Depuis cette courageuse proclamation de si Lahbib, qu’avons-nous fait pour améliorer un code vieux de 65 ans en faveur de nos mères, sœurs, filles, épouses ? Strictement rien et même la question de l’égalité de l’héritage soulevée par Bochra Belhaj Hmida mandatée par feu Beji Kaïd Essebsi est restée lettre morte. La femme Tunisienne n’a eu de cesse de briller de mille feux dans tous les domaines allant très souvent jusqu’à surclasser l’Homme par son intelligence, son potentiel, ses aptitudes. Rien qu’à jeter un sommaire coup d’œil sur les résultats des concours nationaux à tous les niveaux et vous serez édifiés, les pôles positions sont régulièrement « squattés » par les candidates dites de sexe faible. Notre Président Kaïs Saïd est le premier leader Arabo-africain à confier les commandes à la cheffe du Gouvernement Mme Nejla Bouden ayant une belle brochette de femmes comme collègues -ministres.

Côté cours

Mais en dépit de ces lueurs d’éclaircies (à encourager et à œuvrer grandement à fructifier), le ciel n’est pas tout beau et notre panorama n’est pas des plus rassurants. Beaucoup de chemin reste à parcourir pour sortir la « Femme » Tunisienne de la mélasse et la hisser à un niveau décent, acceptable ; Car en dépit du dur labeur qu’elle se coltine en milieu urbain ou rural, ses droits sont bafoués et ses efforts minimisés pour ne pas dire superbement ignorés par le conjoint. Un époux qui de sortie du travail passe inéluctablement par le café du coin pour décompresser avec les copains, rentre assez tard pour se planter devant la TV, exigeant souvent d’être servi devant le poste histoire de ne pas rater  » Choufli Hall » ou un match de football, s’endort généralement sur le fauteuil pour se réveiller très tard et regagner son lit où  » git » une épouse exténuée pour la réveiller brutalement réclament ses …droits conjugaux ! En parallèle, la dame se lève aux aurores, concocte le petit déjeuner pour la smala, prépare les gosses pour l’école, court derrière le moyen de transport de fortune pour regagner son travail souvent à jeun, rentre le soir éreintée pour se taper préparation de la bouffe, vaisselle, lavage et repassage du linge, révision des cours pour les gosses, rangement des pièces, etc. En milieu rural, la donne est pratiquement similaire avec cette nuance, le plus souvent elle doit s’échiner dans les champs en pleine canicule ou dans un froid glacial avec le sieur faisant la grâce matinée et passant la journée à battre le carton avec ses semblables désœuvrés. Les terribles accidents enregistrés régulièrement à ces ouvrières agricoles entassées à l’arrière de camionnettes au sol imbibé d’eau pour les empêcher de s’asseoir et d’occuper plus de place, sont pratiquement notre pain quotidien. 10 malheureux dinars par jour dont la majeure partie est happée par le transporteur et le reste validant les parties de cartes du conjoint.

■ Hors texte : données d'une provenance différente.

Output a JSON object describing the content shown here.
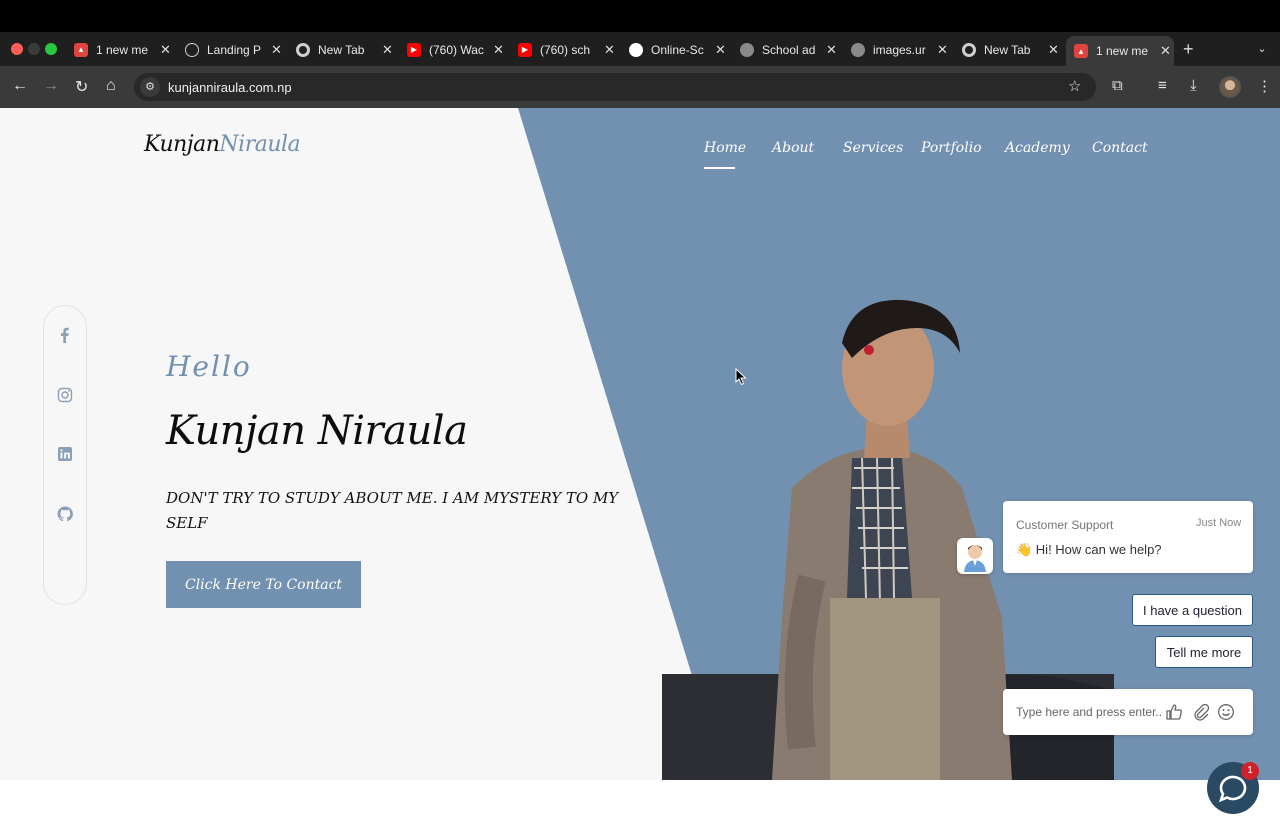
{
  "browser": {
    "tabs": [
      {
        "label": "1 new me",
        "favicon": "pdf-red-icon",
        "color": "#e0443e"
      },
      {
        "label": "Landing P",
        "favicon": "openai-icon",
        "color": "#cfcfcf"
      },
      {
        "label": "New Tab",
        "favicon": "chrome-icon",
        "color": "#cfcfcf"
      },
      {
        "label": "(760) Wac",
        "favicon": "youtube-icon",
        "color": "#ff0000"
      },
      {
        "label": "(760) sch",
        "favicon": "youtube-icon",
        "color": "#ff0000"
      },
      {
        "label": "Online-Sc",
        "favicon": "github-icon",
        "color": "#ffffff"
      },
      {
        "label": "School ad",
        "favicon": "globe-icon",
        "color": "#9a9a9a"
      },
      {
        "label": "images.ur",
        "favicon": "globe-icon",
        "color": "#9a9a9a"
      },
      {
        "label": "New Tab",
        "favicon": "chrome-icon",
        "color": "#cfcfcf"
      },
      {
        "label": "1 new me",
        "favicon": "pdf-red-icon",
        "color": "#e0443e",
        "active": true
      }
    ],
    "url": "kunjanniraula.com.np"
  },
  "site": {
    "logo_first": "Kunjan",
    "logo_second": "Niraula",
    "nav": [
      "Home",
      "About",
      "Services",
      "Portfolio",
      "Academy",
      "Contact"
    ],
    "hello": "Hello",
    "name": "Kunjan Niraula",
    "tagline": "DON'T TRY TO STUDY ABOUT ME. I AM MYSTERY TO MY SELF",
    "cta": "Click Here To Contact",
    "accent_color": "#7290b0",
    "social": [
      "facebook-icon",
      "instagram-icon",
      "linkedin-icon",
      "github-icon"
    ]
  },
  "chat": {
    "agent": "Customer Support",
    "time": "Just Now",
    "message": "👋 Hi! How can we help?",
    "quick_replies": [
      "I have a question",
      "Tell me more"
    ],
    "input_placeholder": "Type here and press enter..",
    "badge": "1"
  }
}
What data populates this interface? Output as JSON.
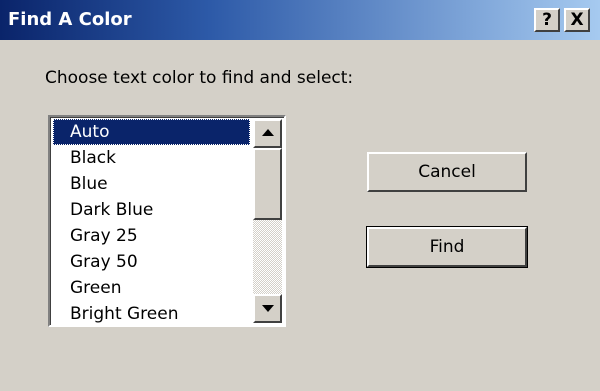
{
  "window": {
    "title": "Find A Color",
    "help_label": "?",
    "close_label": "X"
  },
  "prompt": "Choose text color to find and select:",
  "color_list": {
    "selected": "Auto",
    "items": [
      "Auto",
      "Black",
      "Blue",
      "Dark Blue",
      "Gray 25",
      "Gray 50",
      "Green",
      "Bright Green"
    ]
  },
  "buttons": {
    "cancel_label": "Cancel",
    "find_label": "Find"
  },
  "colors": {
    "selection": "#0a246a",
    "dialog_bg": "#d4d0c8"
  }
}
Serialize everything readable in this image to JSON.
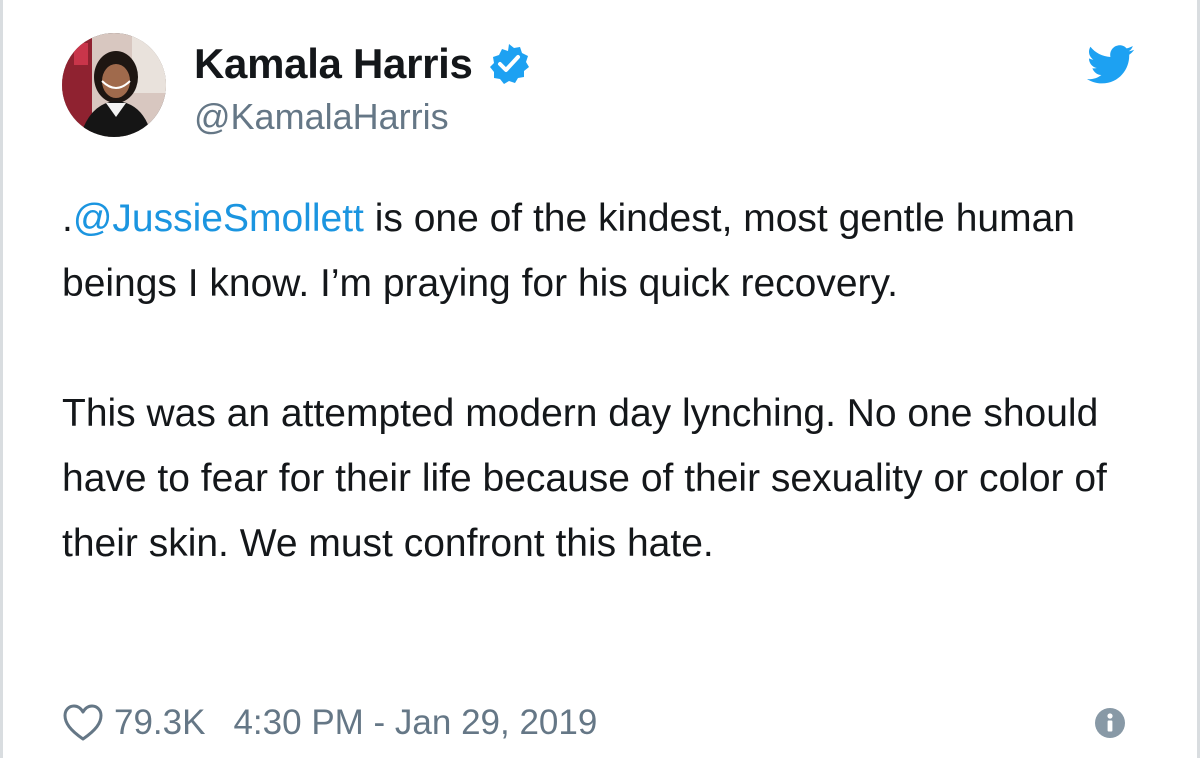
{
  "tweet": {
    "author": {
      "name": "Kamala Harris",
      "handle": "@KamalaHarris",
      "verified": true,
      "avatar_icon": "profile-photo"
    },
    "text": {
      "mention": "@JussieSmollett",
      "line1_prefix": ".",
      "line1_rest": " is one of the kindest, most gentle human beings I know. I’m praying for his quick recovery.",
      "para2": "This was an attempted modern day lynching. No one should have to fear for their life because of their sexuality or color of their skin. We must confront this hate."
    },
    "likes": "79.3K",
    "timestamp": "4:30 PM - Jan 29, 2019",
    "icons": {
      "brand": "twitter-bird-icon",
      "verified": "verified-badge-icon",
      "like": "heart-icon",
      "info": "info-icon"
    },
    "colors": {
      "brand_blue": "#1da1f2",
      "mention_blue": "#1b95e0",
      "text": "#14171a",
      "secondary": "#657786"
    }
  }
}
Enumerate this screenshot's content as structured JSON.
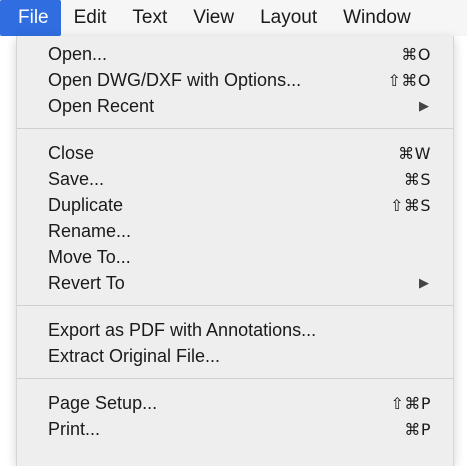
{
  "menubar": {
    "items": [
      {
        "label": "File"
      },
      {
        "label": "Edit"
      },
      {
        "label": "Text"
      },
      {
        "label": "View"
      },
      {
        "label": "Layout"
      },
      {
        "label": "Window"
      }
    ]
  },
  "file_menu": {
    "items": [
      {
        "label": "Open...",
        "shortcut": "⌘O"
      },
      {
        "label": "Open DWG/DXF with Options...",
        "shortcut": "⇧⌘O"
      },
      {
        "label": "Open Recent",
        "submenu_arrow": "▶"
      },
      {
        "label": "Close",
        "shortcut": "⌘W"
      },
      {
        "label": "Save...",
        "shortcut": "⌘S"
      },
      {
        "label": "Duplicate",
        "shortcut": "⇧⌘S"
      },
      {
        "label": "Rename..."
      },
      {
        "label": "Move To..."
      },
      {
        "label": "Revert To",
        "submenu_arrow": "▶"
      },
      {
        "label": "Export as PDF with Annotations..."
      },
      {
        "label": "Extract Original File..."
      },
      {
        "label": "Page Setup...",
        "shortcut": "⇧⌘P"
      },
      {
        "label": "Print...",
        "shortcut": "⌘P"
      }
    ]
  },
  "colors": {
    "accent": "#2f6de0",
    "menu_background": "#eeeeee",
    "menubar_background": "#f6f6f6"
  }
}
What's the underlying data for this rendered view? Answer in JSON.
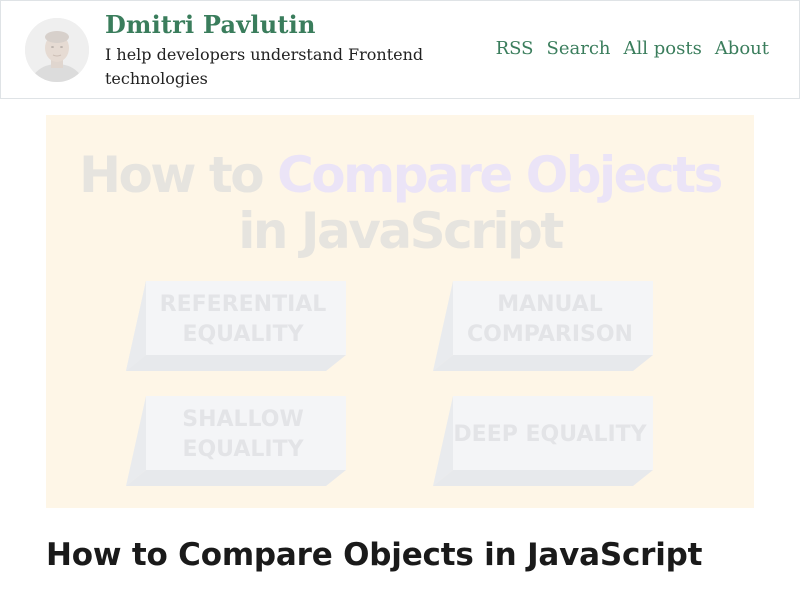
{
  "site": {
    "name": "Dmitri Pavlutin",
    "tagline": "I help developers understand Frontend technologies",
    "avatar_alt": "Dmitri Pavlutin"
  },
  "nav": [
    {
      "label": "RSS"
    },
    {
      "label": "Search"
    },
    {
      "label": "All posts"
    },
    {
      "label": "About"
    }
  ],
  "hero": {
    "title_part1": "How to ",
    "title_accent": "Compare Objects",
    "title_line2": "in JavaScript",
    "boxes": [
      {
        "label": "REFERENTIAL EQUALITY"
      },
      {
        "label": "MANUAL COMPARISON"
      },
      {
        "label": "SHALLOW EQUALITY"
      },
      {
        "label": "DEEP EQUALITY"
      }
    ],
    "colors": {
      "background": "#fef6e7",
      "title": "#e6e4df",
      "accent": "#ebe4f7",
      "box_face": "#f4f5f7",
      "box_side": "#e9ebee"
    }
  },
  "article": {
    "title": "How to Compare Objects in JavaScript"
  },
  "theme": {
    "brand_green": "#3a7d5c",
    "text": "#222222",
    "heading": "#1a1a1a",
    "header_border": "#dfe3e6"
  }
}
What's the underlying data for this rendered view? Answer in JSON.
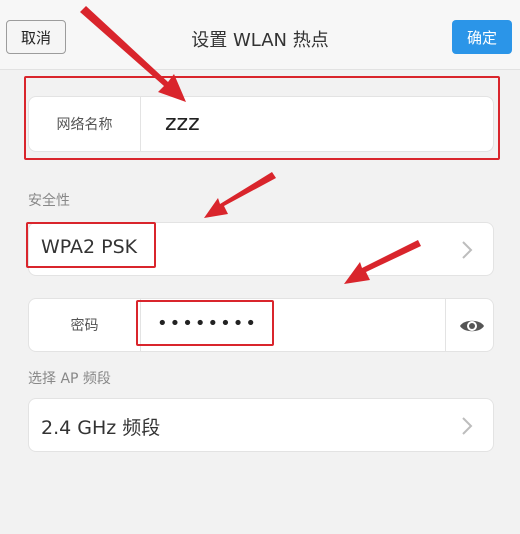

Diverses violences au quotidien

Selon les statistiques avancées par notre consœur Essabah, en 2021, 6900 plaintes signalant des violences physiques essuyées par des femmes, soit une moyenne de 189 agressions par jour et ce en dépit de l’article de loi 58 / 2017 interdisant pareilles pratiques et menaçant de prison les contrevenants. Des maisons d’accueil pour les dames maltraitées sont récemment implantées dans les gouvernorats de Jendouba, Tozeur, Gabès, Tataouine, Kairouan en plus des deux autres déjà opérationnelles avec capacité de 90 lits et la possibilité d’y séjourner s’étendant sur des périodes allant de 1 jour à 3 mois. Mais ces chiffres ne sont en réalité qu’une infime particule du sommet de l’iceberg. Les femmes battues sont légion sous nos contrées mais elles préfèrent taire leur malheur même à leurs parents pour diverses raisons. La peur de la réaction fougueuse d’un frère entrainé aux sport de combat, le refus initial de la famille pour son choix d’un époux bon à rien, la crainte du « qu’en dira-t-on », la forte probabilité de ses proches d’exiger le divorce, de le lui imposer, mesure radicale qu’elle redoute et ne cautionne guère ,ses enfants doivent vivre en  » équilibre » (?)entre leurs géniteurs, la société assimile une femme divorcée à une dame aux mœurs légères donc à une proie facile, dépendance financière surtout pour celle ne travaillant point et de facto ne pouvant imposer aux siens une aussi lourde charge inhérente à elle et à ses chérubins, etc. Les violences morales, économiques, sexuelles font également partie du lot. Cependant, cette affaire ne concerne pas seulement le sexe dit faible, une bonne frange de violences sont perpétrées par les femmes à l’encontre de leur conjoint (30% de cas).

La récidive est immuable

Un médecin de la vieille école donc ayant pas mal de vécu en la matière et ayant été constamment et au quotidien  confronté à ces scènes récurrentes de violences prit la soin d’avertir très tôt ses deux fillettes âgées respectivement de 6 et 4 ans en présence de leur mère:  » Une fois adultes et mariées, au cas où vous seriez maltraitées ou violentées par vos époux, vous n’avez que l’une des deux alternatives suivantes à adopter et pas une troisième: Regagner le toit parental avec la procédure de divorce à enclencher de suite ou bien vous la boucler et continuer à vivre avec votre  tortionnaire en esclave, en bête à sévisses. Un homme qui lève une fois la main sur l’une de vous deux le refera (et non le ferait) toujours avec un délai plus ou moins long de latence. Ne point-vous fier à ses larmes de crocodile à postériori, aux sollicitations de sa famille, à leurs promesses communes de ne plus remettre ça, aux cadeaux onéreux à vous offrir en guise de quête de réconciliation. Les innombrables cas de récidives immuables de violences que j’ai suivies au cabinet m’autorisent à vous conseiller de la sorte. Votre mère et moi mettrons tout en œuvre pour que vous réussissiez brillamment dans vos études histoire de devenir entièrement indépendantes par la suite et pouvoir voler par vos propres ailes si besoin. Ne vous méprenez point, la violence peut se manifester même chez les garçons de bonne famille, intellectuels et occupant des postes clés dans la hiérarchie. »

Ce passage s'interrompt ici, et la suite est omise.